American film and television actor (1925–1988)

William Edward Baekey (November 13, 1925 – May 4, 1988) was an American film and television actor.

== Life and career ==
Bakey was born in Havre de Grace, Maryland, and moved to Baltimore, Maryland at an early age. He attended Baltimore City College, graduating in 1943, and began his stage career in 1945 at the Hilltop Theatre. He later moved to New York to perform at the Provincetown Playhouse. He then worked as an announcer for the television station WBAL-TV and as a director for a radio station. In 1957 he appeared on the CBS television station WJZ-TV as the clown Pop-Pop in The Jack Wells Show. He also played the folk singer Eddie Greensleeve in Mike Wallace's radio program.

In 1966, Bakey played George Beenstock in the Broadway play Walking Happy. He began his screen career in 1967, appearing in the western television series Death Valley Days. He guest-starred in television programs including Gunsmoke, Mission: Impossible, The F.B.I., The Big Valley, Bonanza, The Streets of San Francisco, Cannon, Cimarron Strip, Dundee and the Culhane, The Guns of Will Sonnett, Night Gallery, Police Woman, One Day at a Time, Hill Street Blues and Star Trek.

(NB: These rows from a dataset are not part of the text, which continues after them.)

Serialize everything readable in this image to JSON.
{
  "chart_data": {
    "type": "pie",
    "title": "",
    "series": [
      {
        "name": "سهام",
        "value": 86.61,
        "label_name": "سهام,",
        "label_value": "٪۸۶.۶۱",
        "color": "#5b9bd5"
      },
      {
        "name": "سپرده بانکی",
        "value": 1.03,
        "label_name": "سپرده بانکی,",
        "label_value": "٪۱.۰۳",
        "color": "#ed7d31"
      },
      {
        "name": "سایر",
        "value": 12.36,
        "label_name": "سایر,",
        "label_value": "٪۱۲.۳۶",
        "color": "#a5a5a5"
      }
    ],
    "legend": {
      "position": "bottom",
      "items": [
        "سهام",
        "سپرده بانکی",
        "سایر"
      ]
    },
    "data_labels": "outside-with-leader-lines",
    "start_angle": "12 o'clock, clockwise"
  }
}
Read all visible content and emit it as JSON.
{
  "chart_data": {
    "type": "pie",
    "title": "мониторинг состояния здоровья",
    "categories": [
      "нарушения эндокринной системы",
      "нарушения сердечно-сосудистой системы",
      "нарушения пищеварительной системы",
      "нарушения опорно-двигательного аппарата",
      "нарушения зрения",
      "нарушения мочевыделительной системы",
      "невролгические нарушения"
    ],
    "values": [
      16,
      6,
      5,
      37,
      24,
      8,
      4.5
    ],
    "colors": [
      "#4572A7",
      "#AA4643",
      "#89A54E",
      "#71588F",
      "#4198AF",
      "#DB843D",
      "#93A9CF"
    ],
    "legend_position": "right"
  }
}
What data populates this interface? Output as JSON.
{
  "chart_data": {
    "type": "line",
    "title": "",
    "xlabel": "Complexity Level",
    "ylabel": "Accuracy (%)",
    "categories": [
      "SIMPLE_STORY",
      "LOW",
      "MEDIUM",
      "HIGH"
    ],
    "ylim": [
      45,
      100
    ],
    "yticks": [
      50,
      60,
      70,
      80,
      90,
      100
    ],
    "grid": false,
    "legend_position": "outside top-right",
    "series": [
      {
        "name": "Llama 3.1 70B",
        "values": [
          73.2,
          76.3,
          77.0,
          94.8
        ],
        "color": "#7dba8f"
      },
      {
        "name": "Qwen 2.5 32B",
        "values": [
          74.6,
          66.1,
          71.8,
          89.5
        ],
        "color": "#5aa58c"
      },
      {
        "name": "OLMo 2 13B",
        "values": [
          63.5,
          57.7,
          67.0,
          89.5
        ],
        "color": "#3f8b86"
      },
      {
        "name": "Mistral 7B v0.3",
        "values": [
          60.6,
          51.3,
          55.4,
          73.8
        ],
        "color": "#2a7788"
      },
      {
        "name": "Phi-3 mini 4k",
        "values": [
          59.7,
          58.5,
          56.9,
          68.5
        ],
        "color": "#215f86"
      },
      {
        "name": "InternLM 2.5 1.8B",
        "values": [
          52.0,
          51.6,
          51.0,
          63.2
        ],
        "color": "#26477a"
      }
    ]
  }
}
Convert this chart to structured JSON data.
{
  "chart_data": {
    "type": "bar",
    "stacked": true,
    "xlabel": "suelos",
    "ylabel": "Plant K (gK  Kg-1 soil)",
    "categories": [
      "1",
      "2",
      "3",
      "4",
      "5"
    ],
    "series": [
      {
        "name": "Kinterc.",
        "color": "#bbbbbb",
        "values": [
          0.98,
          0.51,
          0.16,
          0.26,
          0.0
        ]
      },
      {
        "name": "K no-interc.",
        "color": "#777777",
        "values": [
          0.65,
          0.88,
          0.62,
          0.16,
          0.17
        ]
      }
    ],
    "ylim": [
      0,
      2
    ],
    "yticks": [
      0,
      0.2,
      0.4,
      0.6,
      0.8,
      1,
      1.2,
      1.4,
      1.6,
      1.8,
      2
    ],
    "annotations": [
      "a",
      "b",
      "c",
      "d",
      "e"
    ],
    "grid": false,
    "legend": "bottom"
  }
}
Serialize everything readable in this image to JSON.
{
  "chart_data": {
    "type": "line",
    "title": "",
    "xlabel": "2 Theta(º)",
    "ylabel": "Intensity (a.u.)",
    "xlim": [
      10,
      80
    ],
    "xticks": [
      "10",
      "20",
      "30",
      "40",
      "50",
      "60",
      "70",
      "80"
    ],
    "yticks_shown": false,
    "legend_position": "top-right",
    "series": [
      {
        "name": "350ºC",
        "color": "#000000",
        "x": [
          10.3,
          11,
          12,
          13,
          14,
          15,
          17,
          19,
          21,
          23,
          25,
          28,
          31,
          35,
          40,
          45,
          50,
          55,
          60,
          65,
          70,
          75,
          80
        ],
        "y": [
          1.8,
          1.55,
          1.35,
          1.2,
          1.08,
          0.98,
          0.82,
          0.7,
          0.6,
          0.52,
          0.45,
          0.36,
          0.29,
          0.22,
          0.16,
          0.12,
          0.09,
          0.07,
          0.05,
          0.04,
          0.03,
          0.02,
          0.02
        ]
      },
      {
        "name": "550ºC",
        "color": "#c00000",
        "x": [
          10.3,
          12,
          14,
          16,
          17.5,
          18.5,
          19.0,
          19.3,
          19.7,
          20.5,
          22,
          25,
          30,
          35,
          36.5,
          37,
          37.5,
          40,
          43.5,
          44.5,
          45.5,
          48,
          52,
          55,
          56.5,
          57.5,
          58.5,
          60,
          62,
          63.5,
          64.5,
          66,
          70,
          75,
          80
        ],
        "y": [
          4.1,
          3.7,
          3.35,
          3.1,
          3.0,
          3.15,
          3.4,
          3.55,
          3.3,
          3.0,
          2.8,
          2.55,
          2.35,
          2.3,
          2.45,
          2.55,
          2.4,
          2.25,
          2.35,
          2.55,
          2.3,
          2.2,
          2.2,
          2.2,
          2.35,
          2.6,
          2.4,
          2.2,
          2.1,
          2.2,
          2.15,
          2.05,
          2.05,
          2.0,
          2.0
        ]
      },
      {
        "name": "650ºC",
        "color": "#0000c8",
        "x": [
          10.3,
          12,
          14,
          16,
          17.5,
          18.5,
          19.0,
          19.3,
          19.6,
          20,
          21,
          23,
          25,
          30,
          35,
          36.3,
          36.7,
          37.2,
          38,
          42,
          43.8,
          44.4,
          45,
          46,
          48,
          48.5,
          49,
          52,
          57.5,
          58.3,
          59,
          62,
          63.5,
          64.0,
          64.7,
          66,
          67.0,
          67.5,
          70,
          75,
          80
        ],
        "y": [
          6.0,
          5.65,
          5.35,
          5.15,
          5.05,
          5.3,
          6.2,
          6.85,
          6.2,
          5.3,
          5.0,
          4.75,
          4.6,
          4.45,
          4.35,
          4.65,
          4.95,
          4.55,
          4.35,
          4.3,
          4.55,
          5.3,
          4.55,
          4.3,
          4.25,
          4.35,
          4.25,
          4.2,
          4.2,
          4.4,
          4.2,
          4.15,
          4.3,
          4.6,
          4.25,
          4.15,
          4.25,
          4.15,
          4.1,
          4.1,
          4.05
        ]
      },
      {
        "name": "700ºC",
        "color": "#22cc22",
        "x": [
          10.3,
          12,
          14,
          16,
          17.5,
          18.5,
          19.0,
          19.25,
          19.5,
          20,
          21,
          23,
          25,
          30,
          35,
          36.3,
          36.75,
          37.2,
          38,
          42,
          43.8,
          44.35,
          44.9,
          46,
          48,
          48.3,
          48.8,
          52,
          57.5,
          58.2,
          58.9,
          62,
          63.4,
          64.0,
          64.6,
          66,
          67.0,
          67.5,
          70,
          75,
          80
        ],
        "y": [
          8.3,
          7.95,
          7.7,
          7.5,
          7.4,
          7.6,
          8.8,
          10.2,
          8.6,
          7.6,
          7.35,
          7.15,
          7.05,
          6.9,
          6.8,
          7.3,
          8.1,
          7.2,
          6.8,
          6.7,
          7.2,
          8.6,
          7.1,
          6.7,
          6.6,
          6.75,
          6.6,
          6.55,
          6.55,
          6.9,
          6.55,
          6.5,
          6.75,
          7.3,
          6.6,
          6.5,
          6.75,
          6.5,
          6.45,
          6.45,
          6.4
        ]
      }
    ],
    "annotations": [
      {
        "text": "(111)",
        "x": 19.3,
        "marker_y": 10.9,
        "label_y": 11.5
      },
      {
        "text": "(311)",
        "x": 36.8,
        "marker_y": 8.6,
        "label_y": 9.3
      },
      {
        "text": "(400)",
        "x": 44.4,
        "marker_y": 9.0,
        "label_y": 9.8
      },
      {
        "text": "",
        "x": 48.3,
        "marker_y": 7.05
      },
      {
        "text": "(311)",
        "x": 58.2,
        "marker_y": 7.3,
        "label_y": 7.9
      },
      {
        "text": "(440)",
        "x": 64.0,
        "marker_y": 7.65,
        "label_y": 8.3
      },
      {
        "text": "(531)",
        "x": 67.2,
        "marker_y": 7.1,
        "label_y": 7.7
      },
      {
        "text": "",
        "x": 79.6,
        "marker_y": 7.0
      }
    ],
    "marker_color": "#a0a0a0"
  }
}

Bakey appeared in films such as The White Buffalo, Zapped!, Darktown Strutters, The Evil, Heaven with a Gun, For Pete's Sake, The Baltimore Bullet and Telefon. In 1973, he appeared in the film The Sting, playing Granger. His final film credit was for the 1984 film The Philadelphia Experiment.

== Death ==
Bakey died on May 4, 1988 in Los Angeles, California, at the age of 62.